Isurus
- Founded: 15 April 2011
- League: CLUTCH Circuit (CS:GO); Liga Latinoamérica (LoL);
- Based in: Argentina (organization); Brazil (CS:GO); Mexico (LoL);
- Location: South America
- Owner: Facundo "Kala" Calabró
- General manager: Belén "Bekindra" Silveira
- Divisions: Counter-Strike: Global Offensive; League of Legends;
- Website: teamisurus.com

= Isurus Gaming =

Argentine esports organisation

Isurus Gaming, or simply Isurus, is an Argentine professional esports organization with teams competing in Counter-Strike: Global Offensive and League of Legends.

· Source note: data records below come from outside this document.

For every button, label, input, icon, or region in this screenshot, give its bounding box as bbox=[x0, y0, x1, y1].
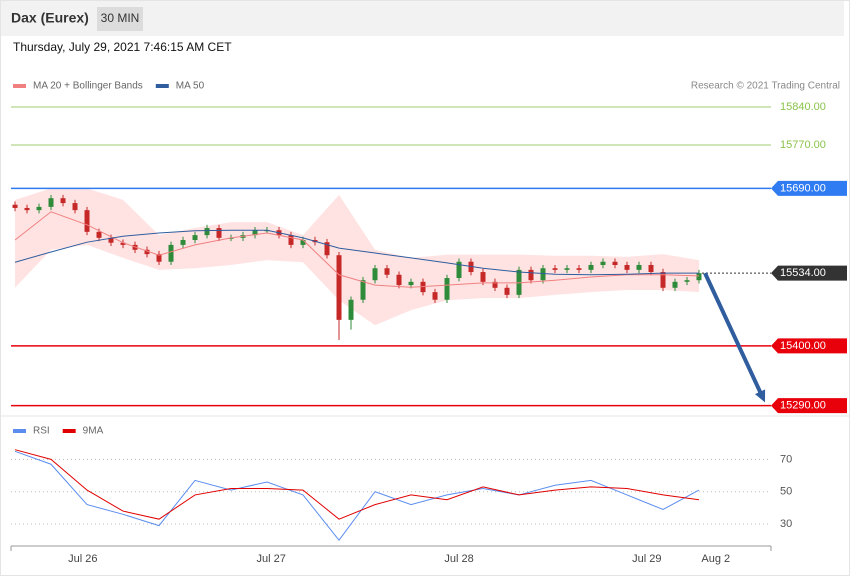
candle-body bbox=[396, 274, 402, 286]
legend-swatch bbox=[13, 429, 26, 433]
candle-body bbox=[504, 287, 510, 295]
legend-label: MA 20 + Bollinger Bands bbox=[33, 81, 143, 92]
candle-body bbox=[624, 264, 630, 270]
candle-body bbox=[444, 278, 450, 300]
candle-body bbox=[540, 268, 546, 281]
candle-body bbox=[192, 235, 198, 241]
ma-line bbox=[14, 229, 700, 276]
candle-body bbox=[120, 242, 126, 245]
level-tag bbox=[771, 180, 847, 196]
instrument-title: Dax (Eurex) bbox=[11, 10, 89, 26]
level-label: 15690.00 bbox=[780, 182, 826, 194]
legend-label: MA 50 bbox=[176, 81, 205, 92]
candle-body bbox=[96, 231, 102, 238]
candle-body bbox=[684, 280, 690, 282]
candle-body bbox=[588, 264, 594, 270]
candle-body bbox=[24, 207, 30, 211]
candle-body bbox=[252, 230, 258, 236]
candle-body bbox=[528, 269, 534, 281]
candle-body bbox=[12, 204, 18, 208]
legend-swatch bbox=[155, 84, 169, 88]
x-tick-label: Jul 26 bbox=[68, 553, 97, 565]
candle-body bbox=[36, 206, 42, 211]
candle-body bbox=[72, 203, 78, 211]
candle-body bbox=[432, 292, 438, 300]
candle-body bbox=[324, 242, 330, 256]
candle-body bbox=[288, 235, 294, 245]
candle-body bbox=[156, 254, 162, 262]
timeframe-box[interactable] bbox=[97, 7, 143, 31]
candle-body bbox=[372, 268, 378, 281]
candle-body bbox=[576, 268, 582, 270]
candle-body bbox=[216, 228, 222, 238]
candle-body bbox=[672, 281, 678, 288]
x-tick-label: Jul 27 bbox=[257, 553, 286, 565]
level-label: 15534.00 bbox=[780, 267, 826, 279]
candle-body bbox=[636, 264, 642, 270]
candle-body bbox=[660, 272, 666, 288]
candle-body bbox=[408, 281, 414, 286]
candle-body bbox=[516, 269, 522, 295]
candle-body bbox=[300, 240, 306, 245]
level-tag bbox=[771, 265, 847, 281]
bollinger-band bbox=[15, 188, 700, 326]
candle-body bbox=[348, 299, 354, 320]
candle-body bbox=[60, 198, 66, 204]
candle-body bbox=[108, 237, 114, 243]
candle-body bbox=[492, 281, 498, 288]
candle-body bbox=[204, 228, 210, 236]
legend-label: 9MA bbox=[83, 426, 104, 437]
candle-body bbox=[168, 244, 174, 262]
candle-body bbox=[600, 261, 606, 265]
legend-swatch bbox=[13, 84, 26, 88]
legend-label: RSI bbox=[33, 426, 50, 437]
candle-body bbox=[144, 249, 150, 255]
candle-body bbox=[456, 261, 462, 279]
level-label: 15770.00 bbox=[780, 139, 826, 151]
candle-body bbox=[336, 255, 342, 320]
level-tag bbox=[771, 338, 847, 354]
candle-body bbox=[552, 268, 558, 270]
candle-body bbox=[84, 210, 90, 232]
arrow-head bbox=[755, 389, 766, 403]
indicator-line bbox=[14, 449, 700, 520]
x-tick-label: Jul 28 bbox=[444, 553, 473, 565]
timeframe[interactable]: 30 MIN bbox=[101, 11, 140, 25]
y-tick-label: 70 bbox=[780, 453, 792, 465]
candle-body bbox=[564, 268, 570, 270]
credit: Research © 2021 Trading Central bbox=[691, 81, 840, 92]
candle-body bbox=[384, 268, 390, 275]
candle-body bbox=[480, 272, 486, 282]
indicator-line bbox=[14, 450, 700, 541]
x-tick-label: Jul 29 bbox=[632, 553, 661, 565]
y-tick-label: 50 bbox=[780, 486, 792, 498]
candle-body bbox=[360, 280, 366, 300]
y-tick-label: 30 bbox=[780, 518, 792, 530]
level-tag bbox=[771, 398, 847, 414]
legend-swatch bbox=[62, 429, 76, 433]
x-tick-label: Aug 2 bbox=[701, 553, 730, 565]
level-label: 15840.00 bbox=[780, 101, 826, 113]
candle-body bbox=[180, 240, 186, 245]
ma-line bbox=[14, 211, 700, 288]
projection-arrow bbox=[703, 272, 764, 396]
level-label: 15400.00 bbox=[780, 340, 826, 352]
timestamp: Thursday, July 29, 2021 7:46:15 AM CET bbox=[13, 40, 232, 54]
level-label: 15290.00 bbox=[780, 400, 826, 412]
candle-body bbox=[48, 198, 54, 207]
candle-body bbox=[696, 273, 702, 281]
candle-body bbox=[648, 264, 654, 273]
candle-body bbox=[612, 261, 618, 265]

Its League of Legends team competes in the League of Legends Championship of The Americas South. Isurus was the inaugural champion of the Liga Latinoamérica (LLA), winning both the opening cup and closing cup of the league's first year of play in 2019. These two championships qualified Isurus for the 2019 Mid-Season Invitational and the 2019 World Championship, respectively.

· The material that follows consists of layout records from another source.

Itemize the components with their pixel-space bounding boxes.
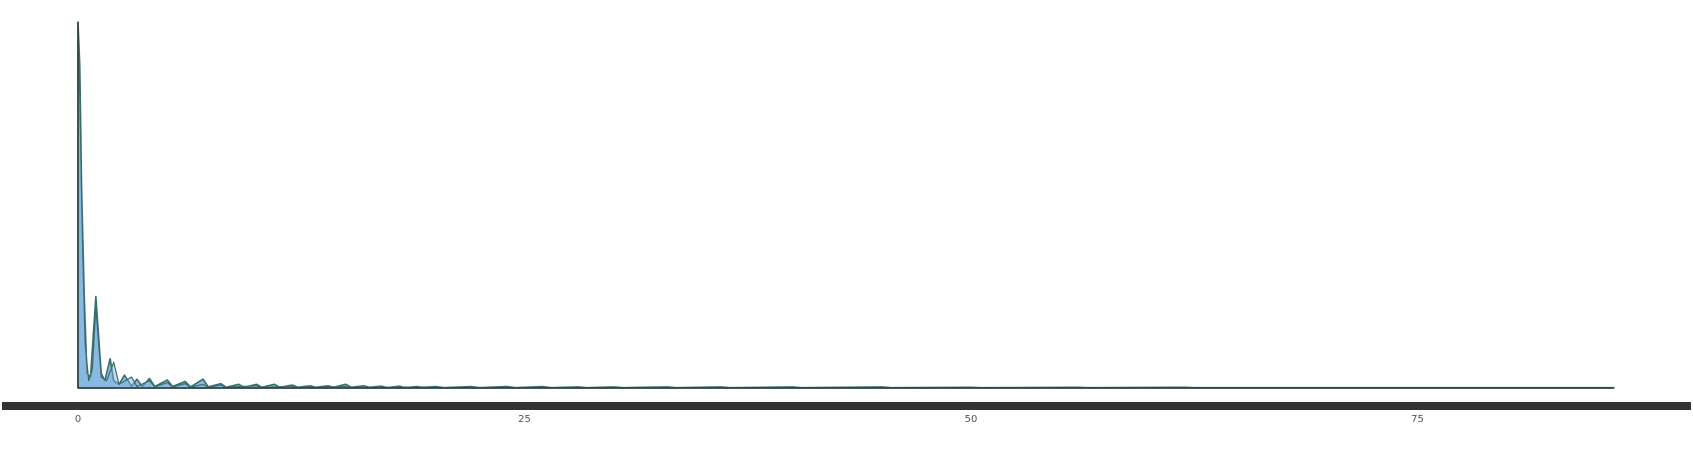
horizontal-scrollbar[interactable] [2, 402, 1691, 410]
series-layer [77, 21, 1615, 389]
x-tick-label: 50 [965, 414, 978, 425]
x-tick-label: 25 [518, 414, 531, 425]
x-tick-label: 75 [1411, 414, 1424, 425]
x-tick-label: 0 [75, 414, 81, 425]
density-area-1 [77, 21, 1615, 389]
x-tick-layer: 0 25 50 75 [75, 414, 1424, 425]
density-area-2 [77, 28, 1615, 389]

== Counter-Strike: Global Offensive ==
Isurus Gaming's first CS:GO team was created on 15 August 2012 and consisted of Valhalla, Rew4z, mvk, Nyogen, Otto and Andromeda, all of whom joined from the organization's previous CS: Source roster. Since then Isurus has exclusively signed Argentine players, with the exception of Uruguayan maxujas who currently plays as one of the team's entry fraggers. Isurus' CS:GO team competes in Brazil's CLUTCH Circuit, as well as other regional and international tournaments.

== League of Legends ==
Isurus Gaming first entered the professional League of Legends scene in 2013, acquiring an all-Argentine roster. They continued to field only Argentine players until late 2014, when they acquired Uruguayan top laner Juan "MANTARRAYA" Abdón. Isurus' first major title was the 2016 LAS Opening Cup, which they won after defeating Last Kings 3–0. This qualified them for the 2016 International Wildcard Invitational, where they placed seventh with a 2–5 record, failing to qualify for the 2016 Mid-Season Invitational. Isurus would later go on to win the 2016 LAS Closing Cup and the 2017 LAS Opening Cup, the latter of which qualified them for the 2017 Mid-Season Invitational. Despite consistently placing top three in the LAS, Isurus would not win another title until the creation of the Liga Latinoamérica (LLA) in 2019.

Isurus won both the opening and closing cups of the LLA's 2019 season, the former qualifying them for the play-in stage of the 2019 Mid-Season Invitational and the latter qualifying them for the play-in stage of the 2019 World Championship. At the 2019 Mid-Season Invitational, Isurus was placed in Group A of the first round of the play-in stage, along with Australian team Bombers, Turkish team 1907 Fenerbahçe, and Vietnamese team Phong Vũ Buffalo. Isurus finished tied for last in Group A with Bombers, placing tenth to twelfth overall.

At the 2019 World Championship, Isurus was placed in Group B of the first round of the play-in stage, along with European team Splyce and Japanese team DetonatioN FocusMe. Following the double round robin Isurus placed second in Group B with a 2–2 record, qualifying for the second round, where they were defeated by Hong Kong Attitude and eliminated from the tournament.